Harmlos – wie der aus den Komponisten-Vornamen gebastelte Titel „Jean und Antonín“ vielleicht vermuten lässt – kommt die neue Produktion der zeitgenössisch ausgerichteten Truppe also keineswegs rüber.
Eigentlich kommt das Feuerwerk immer zum Schluss. Im neuen Zweiteiler der Ballettkompanie des Staatstheaters am Gärtnerpatz aber werden die Konfettikanonen schon vor der Pause gezündet. Gnadenlos bunt öffnet der Theaterhimmel am Ende von Dvořáks „heiterer“ 8. Sinfonie seine Schleusen. Unter einem Wolkenbruch aus Papier wird eine emotionszerrissene, aufgekratzte Trauergemeinde samt hysterisch übersteigerter Gefühlseuphorie begraben. Das Publikum geht in die Auszeit nach einer bis zur Peinlichkeitsgrenze freizügigen Konfrontation mit dem Thema Tod (inklusive offenem Sarg).
Im ersten Teil „Antonín“ erhält man eine Partyanleitung für Begräbnisse der etwas anderen Art: Die Trauergäste holen aus ihren Taschen Ballons, Hütchen und einige Dosen Bier heraus. Frei nach dem Motto „Lebe lustig – alles danach ist ernst genug“. Für Pietät sorgen schon die mitgebrachten Blumen. Der aus Dublin stammende Gastchoreograf Michael Keegan-Dolan lässt 16 Tänzer 45 Minuten lang durchexerzieren, dass jeder im persönlichen Umgang mit seinen Emotionen Rückhalt bei anderen sucht (warum jedoch gleich in Form sexueller Ablenkung?!) und zugleich Momente mit sich selbst bzw. dem Verstorbenen braucht. Ein choreografischer Erlebniskatalog.

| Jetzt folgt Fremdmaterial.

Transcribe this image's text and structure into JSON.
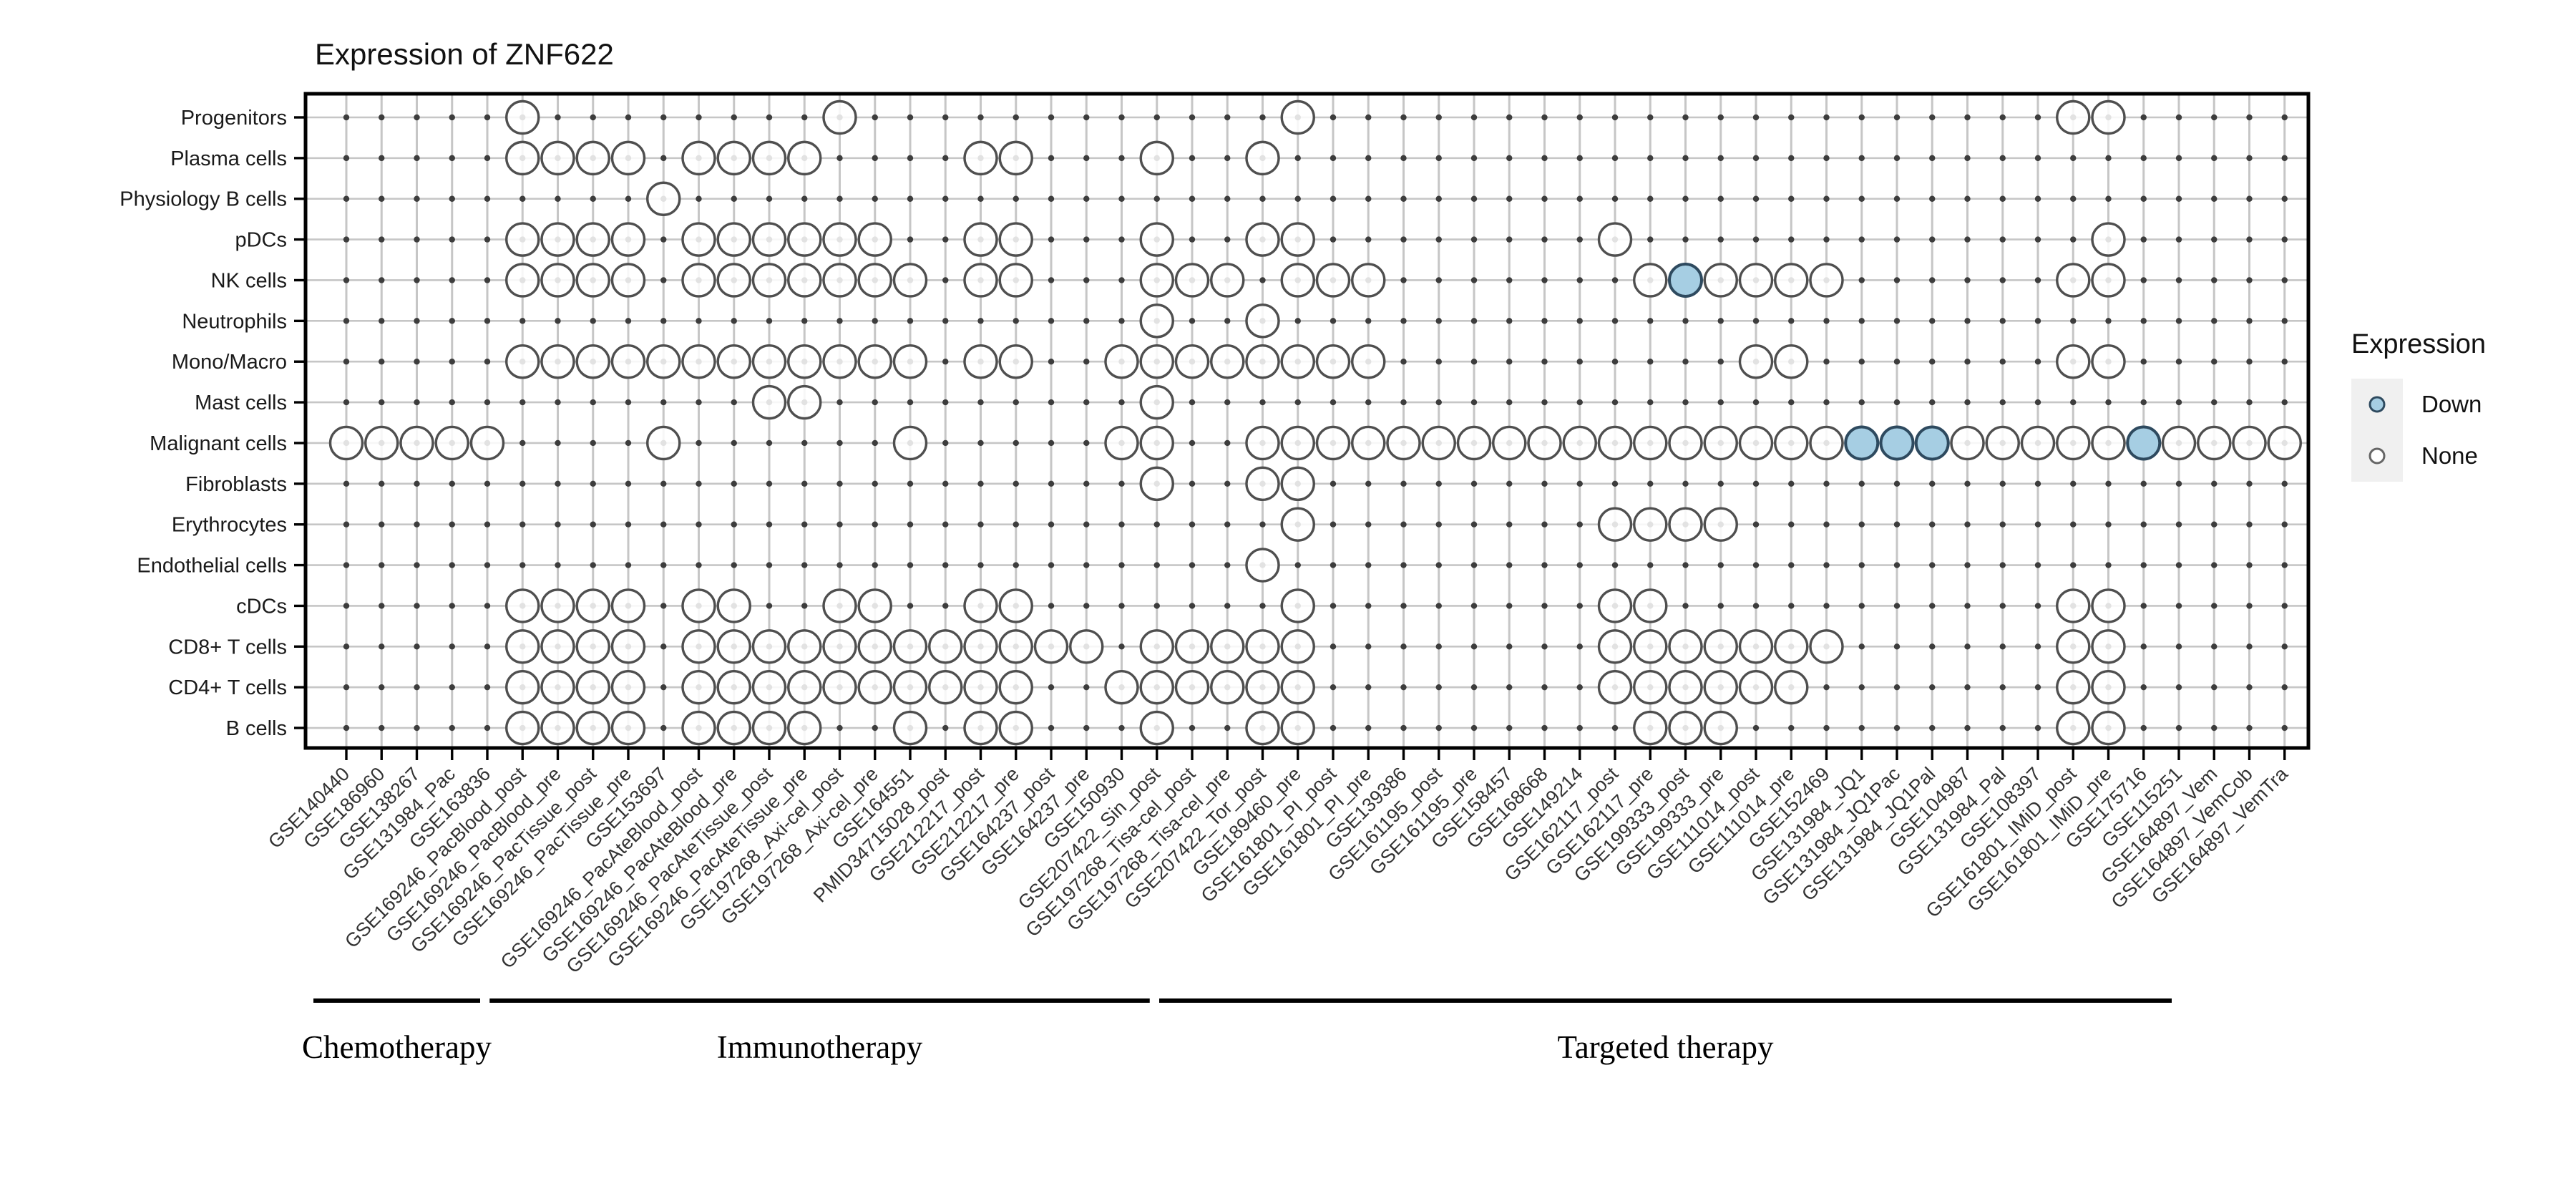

Den Einsatz zu Dvořáks tanzanimierender G-Dur-Sinfonie klopfen die Tänzer kniend, ihre Schuhe in Händen, fast trotzig herbei. Das Gärtnerplatz-Orchester unter Leitung von Michael Brandstätter spielt dazu vom hinteren Bühnensegment aus wunderbar live, wenn auch etwas holzbläserschwach. Technisch unverkünstelt mit viel dynamischem Schwung und zumeist weicher, fließender Gestik hat sich das Ensemble an impulsiv-alltäglichen Verhaltensmustern orientiert. Einzelne, die durch Essen, Rauchen, Schluchzen, extremes Abtanzen oder Ausziehen auffallen, werden immer wieder von einer kollektiven Bewegungswelle erfasst und mitgerissen.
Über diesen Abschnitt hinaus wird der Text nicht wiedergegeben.